My Monte has been a perfect gentleman around the grandkids and me, so I have no reason to fear his spurs, but I've read how to de-spur a roo and wonder if it is something routine that is done.

Pros and cons anyone?
 

mikeypalone

Chirping
8 Years
Nov 5, 2011
168
3
81
henry co.
IMO if they free range his spurs are the only protection he has,on the other hand if a rooster is penned up and becomes aggresive towards people I don't think it hurts anything to take the sharp points off
 

skunknchatter

Songster
12 Years
Aug 19, 2007
367
25
176
Northern Utah
I see no reason to de-spur. Especially since you're roo is a gentleman around the kids
My roo has 3" spurs. He only uses them if my dachshund gets too curious about the hens. Even then he just gives him a warning to make him back off.
 

donrae

Hopelessly Addicted
Premium member
9 Years
Jun 18, 2010
31,453
3,898
581
Southern Oregon
I don't see the point in removing spurs, unless they're somehow damaging the hens during mating.

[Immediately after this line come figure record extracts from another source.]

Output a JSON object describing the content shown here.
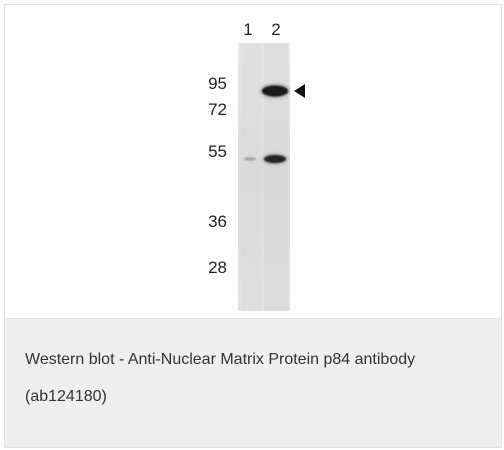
{
  "figure": {
    "lanes": [
      {
        "label": "1"
      },
      {
        "label": "2"
      }
    ],
    "mw_markers": [
      "95",
      "72",
      "55",
      "36",
      "28"
    ],
    "arrow": "left-pointing-triangle",
    "membrane_color": "#dcdcdc",
    "band_color": "#111111"
  },
  "caption": {
    "text": "Western blot - Anti-Nuclear Matrix Protein p84 antibody (ab124180)"
  }
}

If a roo is aggressive to me, I'm not going to cut off his spurs and keep him. I'm gonna kick his butt and give him one more chance. If he's still going after me or mine, off with his head.
 

Illia

Crazy for Colors
10 Years
Oct 19, 2009
16,240
200
336
Forks, WA
Quote:x2


A rooster needs his spurs for protection. If he's aggressive I just don't give him a chance though, as it is genetic. I'm not going to endure aggressive birds. If I had a family/kids and they didn't know how to handle a rooster and consider its spurs, well, that wouldn't be the roosters' fault.
 

silkiechicken

Staff PhD
Premium member
12 Years
13 Years
Jan 25, 2007
21,494
947
393
Everett WA/Corvallis OR
I don't de spur. If a rooster is going after us, I de head him.

Otherwise, my ol gentleman of a roo uses his (into the back of a possum) or breaks them if they get too long. Sometimes it is necessary if it is impeding walking/damaging hens, but other than that... not necessary.